Sinema, tersane, kargo, inşaat ve daha pek çok sektörden işçiler standımıza gelip imza verdiler. Sinema sektöründe çalışan bir işçi, basına yansımasa da sinema sektöründe irili ufaklı pek çok iş kazası yaşandığını anlattı. Acelesi olduğu için duramayan bir işçi bir süre sonra gelip “işimi bitirdim, koştura koştura geldim imza vermek için” diyerek imza verdi. İmza verdikten sonra duyarlılığı için teşekkür ettiğimiz emekli bir işçi, “asıl bizim size teşekkür etmemiz lazım. Ne kadar önemli bir şey yapıyorsunuz” diyerek duygularını ifade etti. Sadece işçiler değil, öğrenciler de vardı imza verenlerin arasında. Üstelik “biz de geleceğin işçileri olacağız, duyarlı olmamız lazım” diyerek imza verdiler.
İş cinayetlerinde kaç işçinin yaşamını yitirdiği hakkında fikri olmayanlar önce şaşkınlık yaşadılar, sonra imza attılar. Daha önce iş kazası geçirmiş işçiler de standımızı ziyaret ettiler. Gözüne kanca saplandıktan sonra bir gözü kör olan bir işçi, bizim bir şey söylememize gerek kalmadan imzasını atmıştı.
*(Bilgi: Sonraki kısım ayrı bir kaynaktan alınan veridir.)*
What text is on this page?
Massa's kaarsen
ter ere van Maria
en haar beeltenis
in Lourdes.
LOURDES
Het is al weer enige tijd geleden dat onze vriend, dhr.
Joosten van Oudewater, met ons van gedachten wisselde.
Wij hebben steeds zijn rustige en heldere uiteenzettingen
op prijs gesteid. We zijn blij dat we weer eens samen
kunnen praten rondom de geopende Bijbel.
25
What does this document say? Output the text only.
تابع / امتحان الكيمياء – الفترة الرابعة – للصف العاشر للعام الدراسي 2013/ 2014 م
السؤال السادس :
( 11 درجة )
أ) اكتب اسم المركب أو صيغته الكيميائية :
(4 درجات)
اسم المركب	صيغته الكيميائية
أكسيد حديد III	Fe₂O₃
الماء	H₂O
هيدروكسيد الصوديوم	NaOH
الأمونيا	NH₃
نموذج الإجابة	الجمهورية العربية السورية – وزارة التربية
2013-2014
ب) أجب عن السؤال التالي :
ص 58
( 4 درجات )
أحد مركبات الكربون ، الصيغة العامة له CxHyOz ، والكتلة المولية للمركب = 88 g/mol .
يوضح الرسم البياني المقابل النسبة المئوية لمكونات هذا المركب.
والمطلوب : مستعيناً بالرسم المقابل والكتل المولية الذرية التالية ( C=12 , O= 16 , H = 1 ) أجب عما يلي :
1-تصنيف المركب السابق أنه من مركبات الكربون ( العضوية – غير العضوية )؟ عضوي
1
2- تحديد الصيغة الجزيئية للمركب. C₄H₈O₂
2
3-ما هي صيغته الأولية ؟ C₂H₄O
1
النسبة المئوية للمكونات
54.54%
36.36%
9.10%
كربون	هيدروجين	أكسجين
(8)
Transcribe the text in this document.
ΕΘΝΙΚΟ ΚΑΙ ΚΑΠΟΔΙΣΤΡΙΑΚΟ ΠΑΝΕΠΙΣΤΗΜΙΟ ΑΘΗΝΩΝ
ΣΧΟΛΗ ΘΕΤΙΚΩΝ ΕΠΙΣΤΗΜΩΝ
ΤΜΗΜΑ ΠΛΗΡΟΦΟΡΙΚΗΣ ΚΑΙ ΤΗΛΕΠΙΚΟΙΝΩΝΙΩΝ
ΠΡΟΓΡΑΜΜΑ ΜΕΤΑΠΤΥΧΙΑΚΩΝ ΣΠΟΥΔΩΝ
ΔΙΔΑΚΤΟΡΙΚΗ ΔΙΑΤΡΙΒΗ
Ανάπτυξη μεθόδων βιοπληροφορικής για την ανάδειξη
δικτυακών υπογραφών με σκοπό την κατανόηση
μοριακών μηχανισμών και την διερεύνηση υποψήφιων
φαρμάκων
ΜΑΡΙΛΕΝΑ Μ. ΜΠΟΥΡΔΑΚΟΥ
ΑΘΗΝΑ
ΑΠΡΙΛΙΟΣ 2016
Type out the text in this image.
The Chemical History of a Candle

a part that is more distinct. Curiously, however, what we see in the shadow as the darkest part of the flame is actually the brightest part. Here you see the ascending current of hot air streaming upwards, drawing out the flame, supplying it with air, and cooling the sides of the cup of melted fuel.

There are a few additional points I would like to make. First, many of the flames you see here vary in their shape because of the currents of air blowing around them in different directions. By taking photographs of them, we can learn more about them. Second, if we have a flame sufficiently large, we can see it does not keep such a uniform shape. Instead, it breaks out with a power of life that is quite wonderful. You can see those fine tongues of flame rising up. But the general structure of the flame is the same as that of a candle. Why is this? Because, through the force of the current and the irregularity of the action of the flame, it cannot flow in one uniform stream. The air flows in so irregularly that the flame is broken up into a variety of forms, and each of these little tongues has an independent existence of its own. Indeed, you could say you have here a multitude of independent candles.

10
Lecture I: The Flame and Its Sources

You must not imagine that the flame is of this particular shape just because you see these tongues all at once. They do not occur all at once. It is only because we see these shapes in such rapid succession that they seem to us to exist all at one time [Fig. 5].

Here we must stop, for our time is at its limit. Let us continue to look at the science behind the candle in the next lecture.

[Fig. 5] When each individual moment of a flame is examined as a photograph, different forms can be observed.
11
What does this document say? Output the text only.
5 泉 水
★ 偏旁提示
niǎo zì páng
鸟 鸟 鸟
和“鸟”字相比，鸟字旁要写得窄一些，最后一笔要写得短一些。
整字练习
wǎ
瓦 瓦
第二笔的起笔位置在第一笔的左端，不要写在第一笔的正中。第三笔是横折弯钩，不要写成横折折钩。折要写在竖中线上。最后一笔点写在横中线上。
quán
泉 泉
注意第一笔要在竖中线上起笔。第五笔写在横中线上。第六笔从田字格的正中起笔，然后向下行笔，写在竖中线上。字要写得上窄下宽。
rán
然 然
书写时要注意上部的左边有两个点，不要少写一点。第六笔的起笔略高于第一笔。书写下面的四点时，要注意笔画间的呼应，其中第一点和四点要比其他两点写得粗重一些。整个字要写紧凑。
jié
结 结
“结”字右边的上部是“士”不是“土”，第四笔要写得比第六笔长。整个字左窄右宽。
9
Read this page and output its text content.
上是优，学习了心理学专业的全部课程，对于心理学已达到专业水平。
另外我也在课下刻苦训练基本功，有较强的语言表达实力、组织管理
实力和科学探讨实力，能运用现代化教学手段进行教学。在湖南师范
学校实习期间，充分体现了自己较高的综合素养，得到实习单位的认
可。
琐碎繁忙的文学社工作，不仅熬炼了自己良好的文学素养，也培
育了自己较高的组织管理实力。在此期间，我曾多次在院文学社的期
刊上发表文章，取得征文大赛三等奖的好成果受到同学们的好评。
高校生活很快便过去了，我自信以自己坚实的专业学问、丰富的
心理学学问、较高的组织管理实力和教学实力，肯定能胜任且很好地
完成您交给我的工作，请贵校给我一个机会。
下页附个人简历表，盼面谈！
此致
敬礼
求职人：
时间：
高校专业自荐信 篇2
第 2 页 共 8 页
Standımızın ziyaretçileri arasında elbette her zamanki gibi iş güvenliği uzmanları da vardı. İş Güvenliği Yasası’nın, sorumluluğu iş güvenliği uzmanına yıkmak üzerine kurulu bir yasa olduğunu söylediler. İşverenin görmezden geldiği şeylere itiraz ettiklerinde işlerinden olduklarını, ama herhangi bir iş kazasının yaşanması durumunda başat sorumlunun kendileri olacağını, bu nedenle arada kaldıklarını, patrondan bağımsız olamadıkları sürece işlerini layıkıyla yapmalarının mümkün olmadığını anlattılar. Biz de onlara taleplerimizden birinin iş güvenliği uzmanlarının ücretini, sendikaların denetimindeki bir devlet fonundan alması olduğunu söyledik.UİD-DER’li işçiler olarak iş cinayetlerine karşı verdiğimiz mücadelenin öneminin farkındayız. Bunun içindir ki bu sorunun peşini bırakmayacağız. Topladığımız imzaları Meclis’e verdiğimizde işimiz bitmeyecek. Çünkü çok iyi biliyoruz ki, patronların karşısında örgütlü bir işçi sınıfı olmadığı sürece hükümet sorunların çözümü için hiçbir ciddi adım atmayacaktır. Hem hükümeti, hem de patronları yola getirecek olan sadece işçilerin örgütlü mücadelesidir. İşte derneğimiz UİD-DER'in yapmaya çalıştığı da budur. UİD-DER, işçilerin örgütlenmesi, bilinçlenmesi ve patronların karşısına büyük bir güçolarak dikilmesi için çalışıyor.